For runners who’ve had no experience of trail running but want to give it a go, this guide explains what it is, why it is so popular, how to get started and how to train for your first trail race.

Trail Running 1

What is trail running?

Trail running can be neatly described as running on any kind of off-road i.e. not on paved tarmac. Natural trail running terrain includes grassland, rolling hills, stretches of beach, woodlands and mountain trails.

Why should I start trail running?

Variety: Many runners turn to trails when they become fed up with pounding the same long stretches of road. As well as offering a new and interesting natural environment from your normal route, trail runs change spectacularly every day you run them thanks to the impact different weather and light has on the great outdoors.

Physical improvements: Trail running provides your body with a new physical challenge, developing your core balance muscles, conditioning your inner and other thigh muscles and strengthening your feet and ankles.
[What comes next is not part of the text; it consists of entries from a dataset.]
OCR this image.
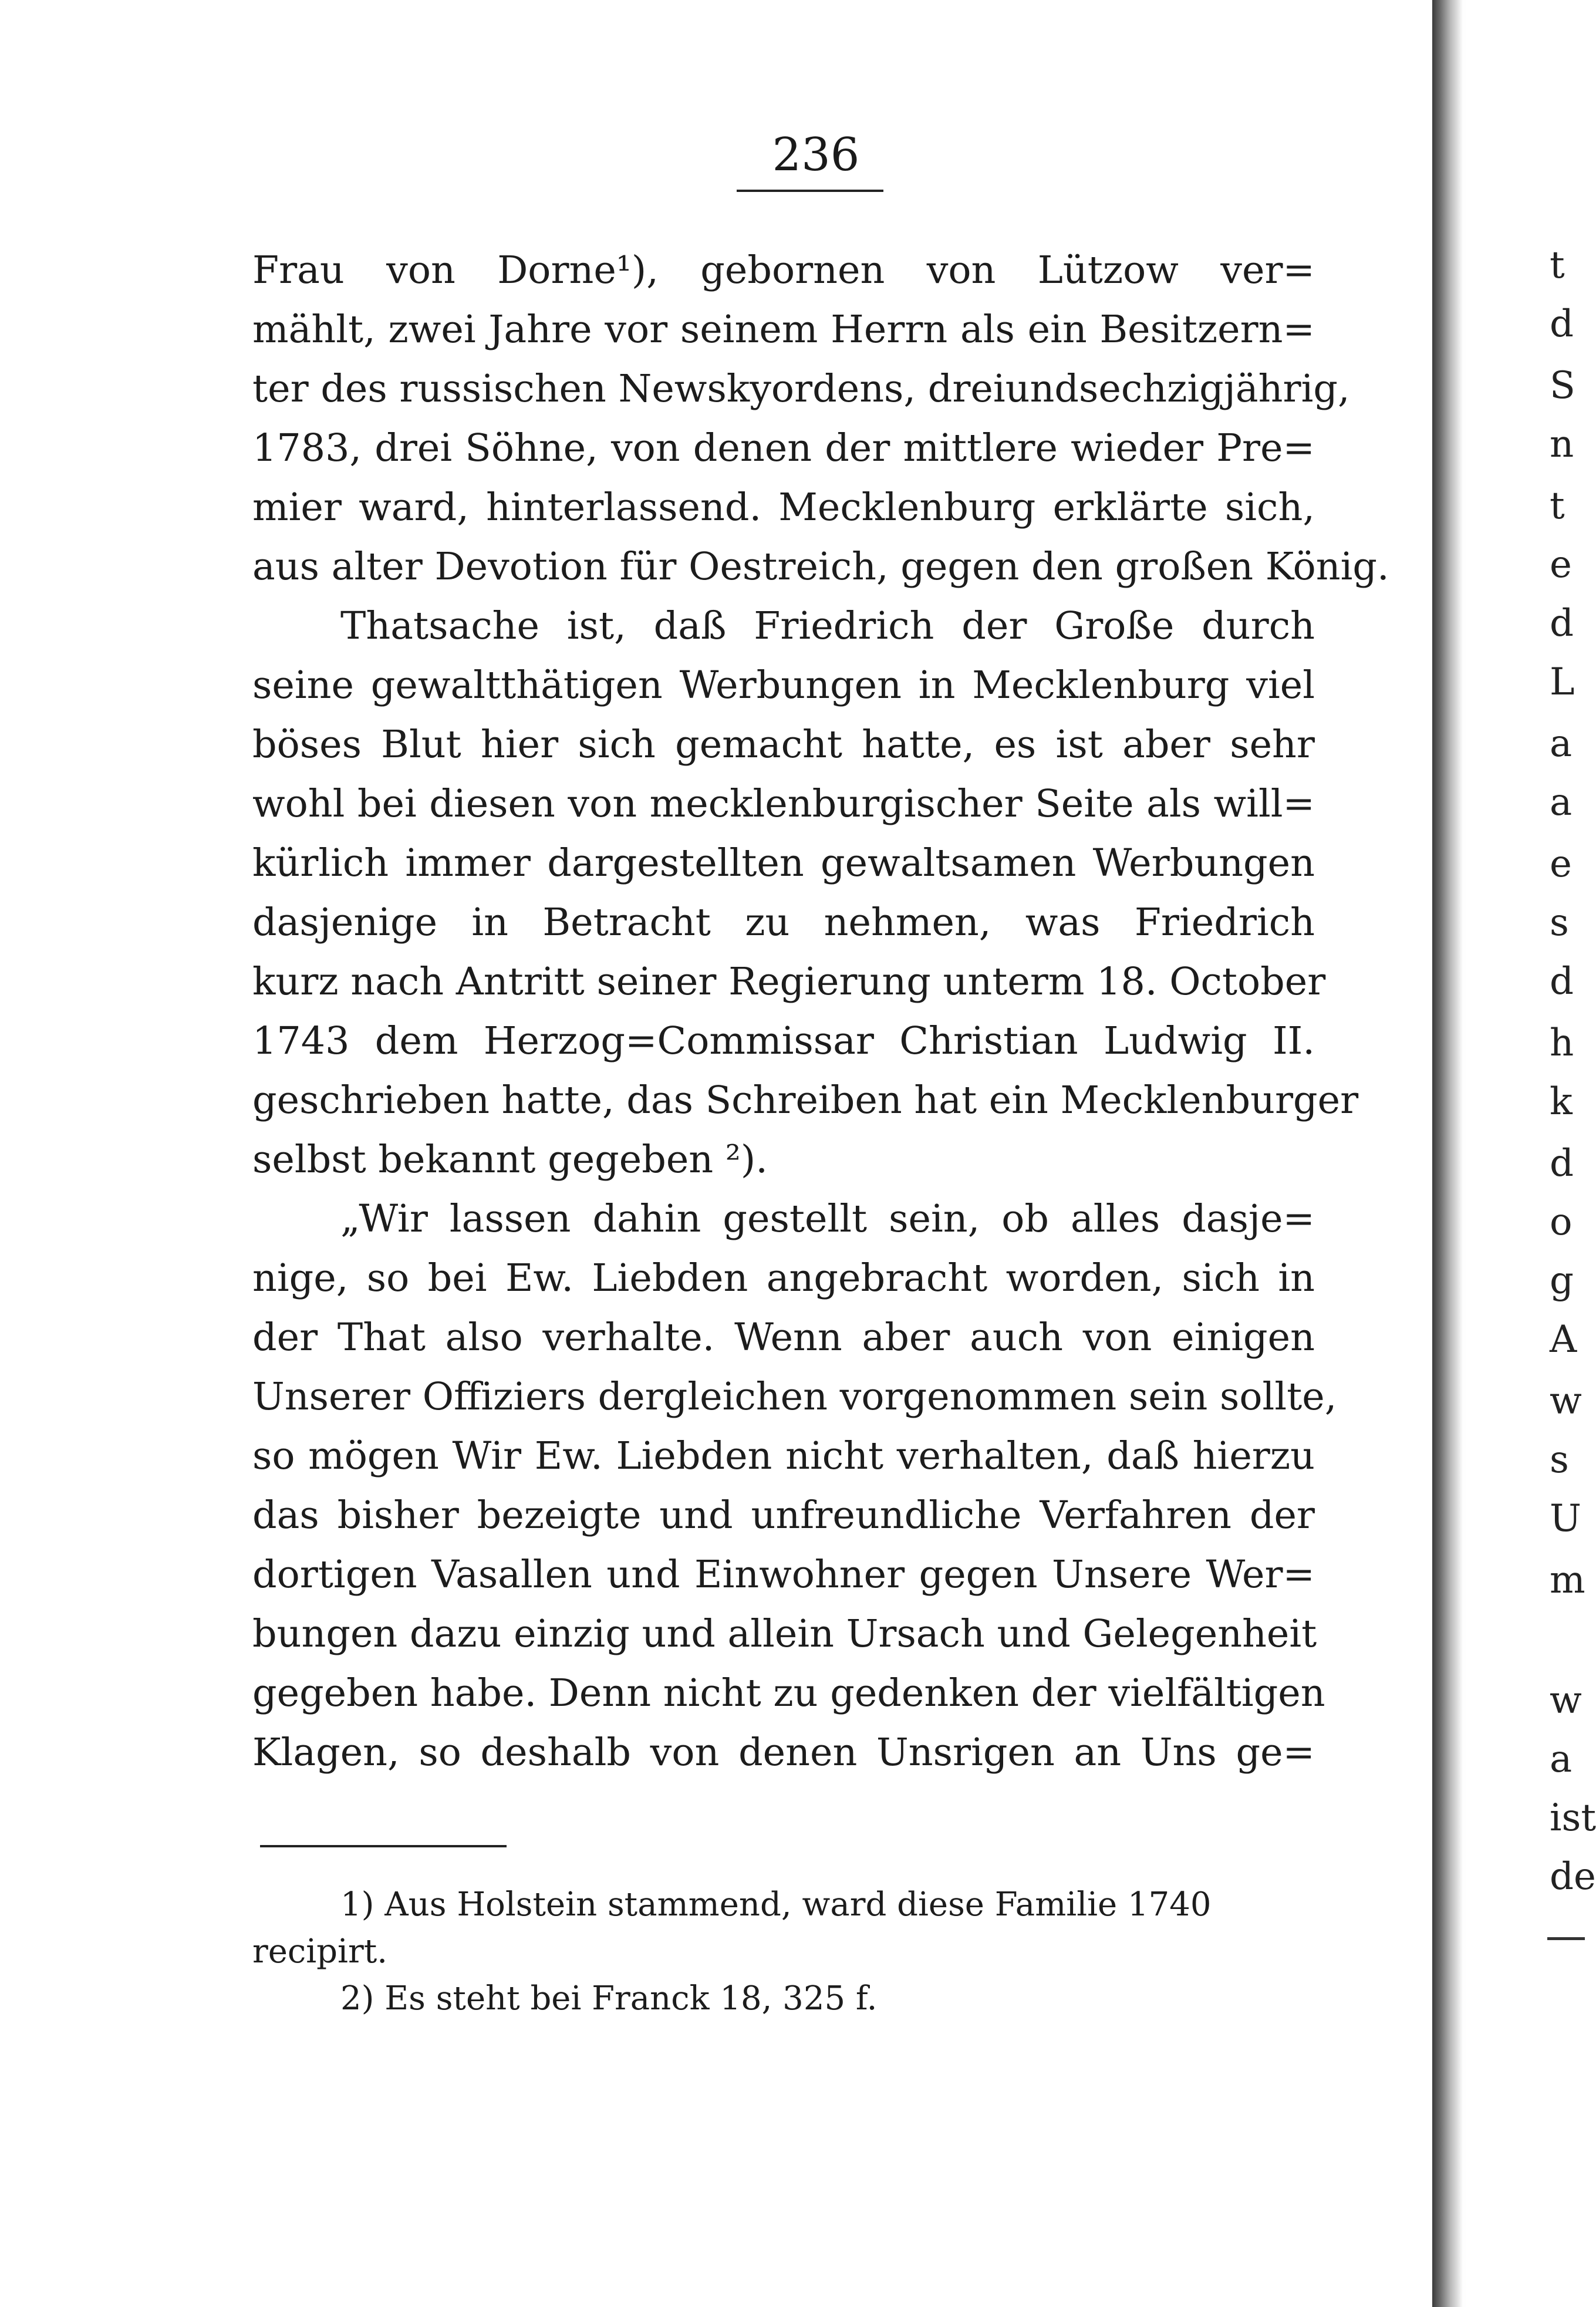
t
d
S
n
t
e
d
L
a
a
e
s
d
h
k
d
o
g
A
w
s
U
m
w
a
ist
de
236
Frau von Dorne¹), gebornen von Lützow ver=
mählt, zwei Jahre vor seinem Herrn als ein Besitzern=
ter des russischen Newskyordens, dreiundsechzigjährig,
1783, drei Söhne, von denen der mittlere wieder Pre=
mier ward, hinterlassend. Mecklenburg erklärte sich,
aus alter Devotion für Oestreich, gegen den großen König.
Thatsache ist, daß Friedrich der Große durch
seine gewaltthätigen Werbungen in Mecklenburg viel
böses Blut hier sich gemacht hatte, es ist aber sehr
wohl bei diesen von mecklenburgischer Seite als will=
kürlich immer dargestellten gewaltsamen Werbungen
dasjenige in Betracht zu nehmen, was Friedrich
kurz nach Antritt seiner Regierung unterm 18. October
1743 dem Herzog=Commissar Christian Ludwig II.
geschrieben hatte, das Schreiben hat ein Mecklenburger
selbst bekannt gegeben ²).
„Wir lassen dahin gestellt sein, ob alles dasje=
nige, so bei Ew. Liebden angebracht worden, sich in
der That also verhalte. Wenn aber auch von einigen
Unserer Offiziers dergleichen vorgenommen sein sollte,
so mögen Wir Ew. Liebden nicht verhalten, daß hierzu
das bisher bezeigte und unfreundliche Verfahren der
dortigen Vasallen und Einwohner gegen Unsere Wer=
bungen dazu einzig und allein Ursach und Gelegenheit
gegeben habe. Denn nicht zu gedenken der vielfältigen
Klagen, so deshalb von denen Unsrigen an Uns ge=
1) Aus Holstein stammend, ward diese Familie 1740
recipirt.
2) Es steht bei Franck 18, 325 f.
Your endurance and stamina will build quickly as a hilly trail run is as good as (if not better) than hill training and it comes without the monotony of hill repeats. Softer terrain means less injury through impact, resulting in stronger quadriceps, hip flexors and gluteus muscles.

Mental benefits: A survey of 4,904 runners recently revealed that 88% of trail runners find that trail running helps to combat negative emotions, with the majority finding that it helps to release ‘stress’ and ‘melancholy’. Trail running improves your mindfulness, as health psychologist Dr Eric Brymer explains “When trail running, you’re fully attuned to your natural environment – the surface is uneven and you’re not sure what is round the corner – you’re paying attention to what is going on ‘now’. Being fully present in this way means that you are automatically in a mindful state when trail running”.
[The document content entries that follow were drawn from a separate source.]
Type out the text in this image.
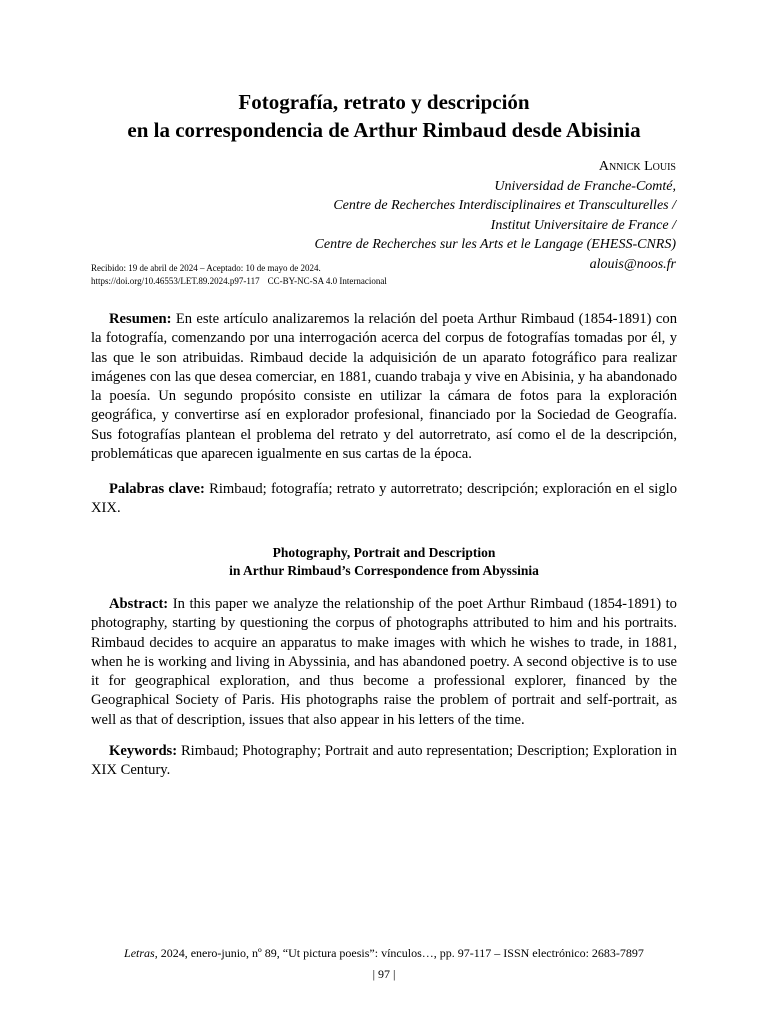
Fotografía, retrato y descripción
en la correspondencia de Arthur Rimbaud desde Abisinia
Annick Louis
Universidad de Franche-Comté,
Centre de Recherches Interdisciplinaires et Transculturelles /
Institut Universitaire de France /
Centre de Recherches sur les Arts et le Langage (EHESS-CNRS)
alouis@noos.fr
Recibido: 19 de abril de 2024 – Aceptado: 10 de mayo de 2024.
https://doi.org/10.46553/LET.89.2024.p97-117 CC-BY-NC-SA 4.0 Internacional

Resumen: En este artículo analizaremos la relación del poeta Arthur Rimbaud (1854-1891) con la fotografía, comenzando por una interrogación acerca del corpus de fotografías tomadas por él, y las que le son atribuidas. Rimbaud decide la adquisición de un aparato fotográfico para realizar imágenes con las que desea comerciar, en 1881, cuando trabaja y vive en Abisinia, y ha abandonado la poesía. Un segundo propósito consiste en utilizar la cámara de fotos para la exploración geográfica, y convertirse así en explorador profesional, financiado por la Sociedad de Geografía. Sus fotografías plantean el problema del retrato y del autorretrato, así como el de la descripción, problemáticas que aparecen igualmente en sus cartas de la época.

Palabras clave: Rimbaud; fotografía; retrato y autorretrato; descripción; exploración en el siglo XIX.

Photography, Portrait and Description
in Arthur Rimbaud’s Correspondence from Abyssinia

Abstract: In this paper we analyze the relationship of the poet Arthur Rimbaud (1854-1891) to photography, starting by questioning the corpus of photographs attributed to him and his portraits. Rimbaud decides to acquire an apparatus to make images with which he wishes to trade, in 1881, when he is working and living in Abyssinia, and has abandoned poetry. A second objective is to use it for geographical exploration, and thus become a professional explorer, financed by the Geographical Society of Paris. His photographs raise the problem of portrait and self-portrait, as well as that of description, issues that also appear in his letters of the time.

Keywords: Rimbaud; Photography; Portrait and auto representation; Description; Exploration in XIX Century.

Letras, 2024, enero-junio, nº 89, “Ut pictura poesis”: vínculos…, pp. 97-117 – ISSN electrónico: 2683-7897
| 97 |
Green exercise: Trail running is considered ‘green exercise’, as it takes place in a natural environment. Connecting with nature has been proven to have a whole heap of benefits, from helping your body produce more virus and tumour fighting white blood cells and giving your brain a break from overstimulation in an ever-increasing digital world, to helping you be more creative.

Trail Running 2

How do I start trail running?

  • There are a few things to be mentally prepared for before you start trail running. Firstly, trails are harder work than roads. You are likely to find that when you start you can’t cover the same distances on trails in the same times as your tarmac runs.
  • Accept that it will take time to grow your physical and mental strength for trail running. If you find a particular hill or stretch too hard, stay focused and try and avoid grinding to a complete stop. Catch yourself before you burn out and reduce your pace to a brisk walk to recover.
  • Avoid injury – you need to go slower to avoid spraining or straining yourself on the uneven ground. At first embrace a conservative pace, even if you are a confident road runner.
  • A good way to start getting used to softer and uneven terrain is to simply step off the tarmac on your usual run. If you run through parks or alongside fields, start incorporating stretches of running off the paved path. Try and include as much varied terrain as your route offers you – hills, mud, woodland, just go for it.
  • Your first ‘proper’ trail run should be a gentle one. Plan your route beforehand with a tried and tested running map app. (Strava is very popular with trail runners!)
  • When running up and down hills try to keep your pace consistent, especially if you’re heading out for a longer run. Try not to expend too much energy grinding up inclines; it’s important to keep your pace even. Same goes for downhill sections, it’s tempting to let gravity take you and fly down descents, but ease up, slow your pace and stay safe.
  • Whilst some runners prefer to run solo, there are plenty of clubs and groups you can join to find out the best local trail routes in your area. The Trailzilla website is fantastic tool for finding trails local to you.